Findley estimates there could be as much as 1 million to 2 million square feet of space under development in the Southern Nevada region for facilities being used for the medical and recreational marijuana demand in the region.
According to numbers from the Nevada Department of Taxation, there are 121 cultivation facilities, 62 dispensaries, 84 production facilities and 10 laboratories in Clark County.
Findley estimates a range of costs for different facilities: Dispensaries can run anywhere from $500,000 to $4 million. Cultivation facilities can be even higher in cost to develop, from roughly $1 million to more than $25 million, he said.
Development has not reached its end, but some industry experts don’t see growth staying at the same pace it has been.
“We will see development likely tailing off here for a while from the recent torrid growth pace in the past two years,” said Charles Jack IV, senior managing director at Integra Realty Resources, an independent commercial real estate valuation, counseling and advisory company.
“My sense is the mad rush to open, convert or build the various marijuana industry facilities required to handle the recreational demand has already largely been undertaken, although there are still some facilities at the tail end of their conversion, construction and/or build-out for their respective local marijuana industry function.”
Most of the local operators were anticipating that recreational marijuana would become legal in the state according to Jack, which it did in the 2016 election cycle. The gates to recreational sales were opened by the Tax Department on July 1, 2017.
Jack said many of the operators had contingency plans to handle possible growth if that happened.
Jack is projecting a higher growth rate for development in the local area compared with other markets that have had recreational in place for some time.
“After another year or two, we would expect the local MI to mimic the growth levels in the local economy,” he said.
Jack left a caveat to his projections, as new products hit the market, such as edibles and oils, which could lead to a demand spike.
“There is also a growth spike opportunity here locally if the legislators and regulators can provide a clear legal path and associated facilities for visitors to partake in the recreational marijuana sector locally,” he said.
The industry is expected to see higher profits.
Marijuana Business Daily reports that compounded annual sales growth is expected to increase by 14 percent to 25 percent over the next five years on a nationwide basis.

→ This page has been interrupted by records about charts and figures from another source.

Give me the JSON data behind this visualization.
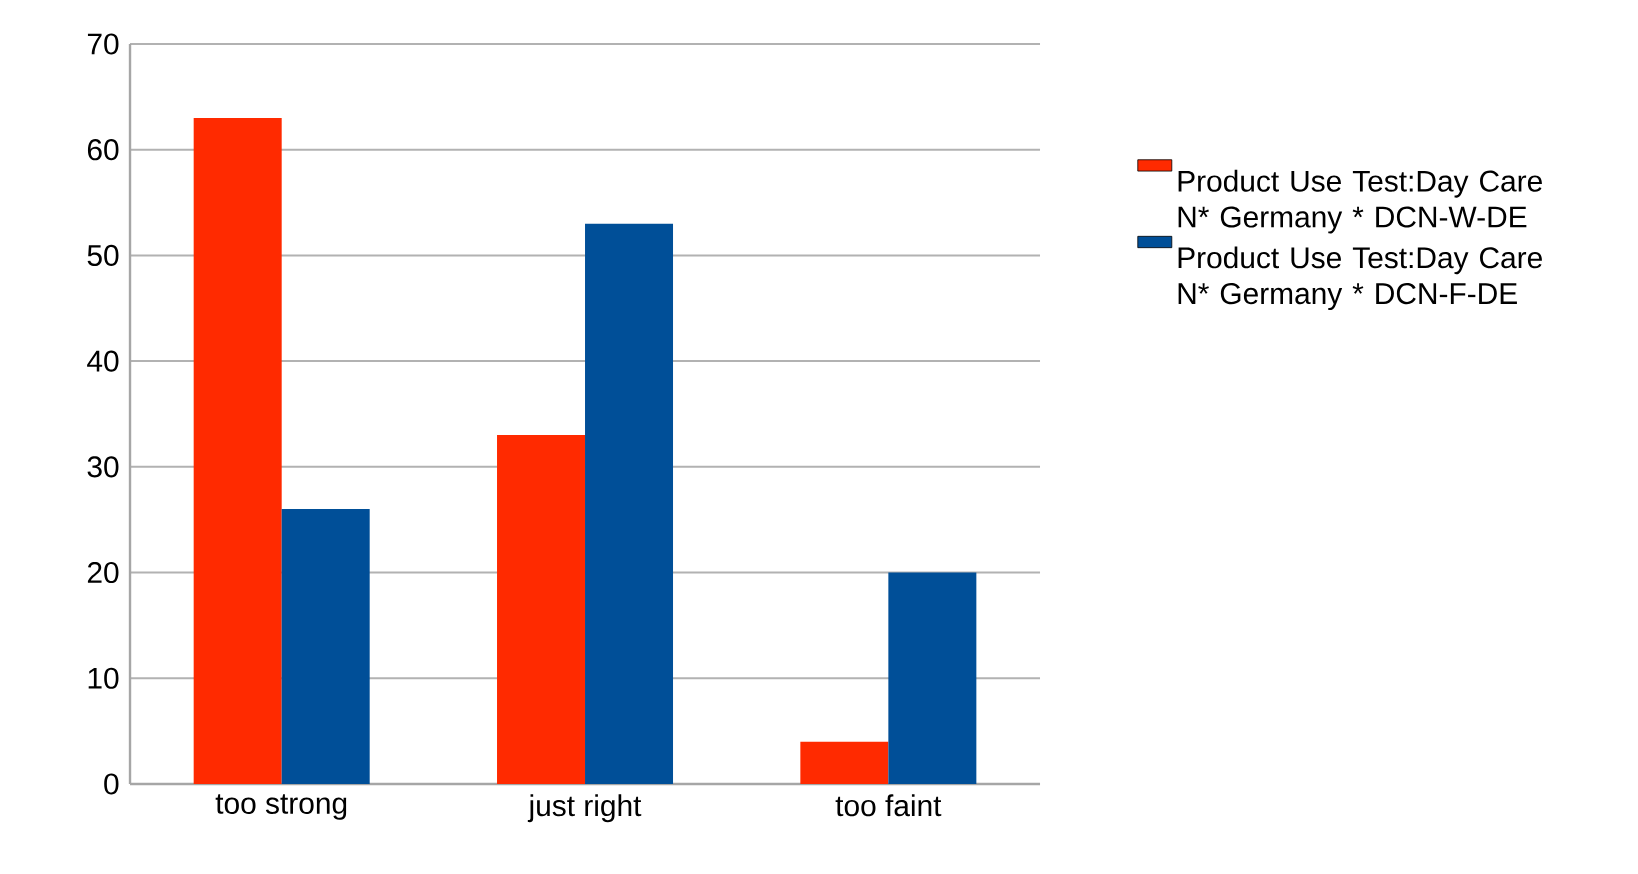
{
  "chart_data": {
    "type": "bar",
    "categories": [
      "too strong",
      "just right",
      "too faint"
    ],
    "series": [
      {
        "name": "Product Use Test:Day Care N* Germany * DCN-W-DE",
        "color": "#ff2a00",
        "values": [
          63,
          33,
          4
        ]
      },
      {
        "name": "Product Use Test:Day Care N* Germany * DCN-F-DE",
        "color": "#004f98",
        "values": [
          26,
          53,
          20
        ]
      }
    ],
    "ylim": [
      0,
      70
    ],
    "yticks": [
      0,
      10,
      20,
      30,
      40,
      50,
      60,
      70
    ],
    "grid": "y",
    "legend": "right"
  }
}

“I think the growth in sales locally will probably spike above that level for the first several years after the advent of recreational marijuana being legal in Nevada,” Jack said.
Projections from Marijuana Business Daily show 2018’s national recreational and medical marijuana sales to range from $6.7 billion to $8.8 billion. In 2021, those totals are expected to reach from $11.9 billion to $17.1 billion.
Federal uncertainty
In early January, U.S. Attorney General Jeff Sessions announced that he was rescinding guidance set during the Obama years that kept a policy of not interfering with state marijuana laws. Sessions has been an opponent of marijuana operations.
Findley sees the move as a positive for the industry.
“The only reaction is at the federal level it’s forced the conversation to occur,” he said. “It will be a very positive effect on the business — nationwide.”
There is some cause for concern.
“There is definitely concern, but there is also a wait-and-see attitude,” Jack said. “Talk, memos, innuendo, political posturing are one thing. Outright action is another.”
“Until the federal government starts actively going after medical and recreational marijuana establishments licensed and regulated at the state and local level that are otherwise following the state and local laws to the letter, I do not believe there will be any dire concern,” he added.
In March, Congress gave protections to medical marijuana, extending provisions that doesn’t allow Sessions to use funding to go after states with legalized medical marijuana in a $1.3 trillion spending bill that funds the government through September.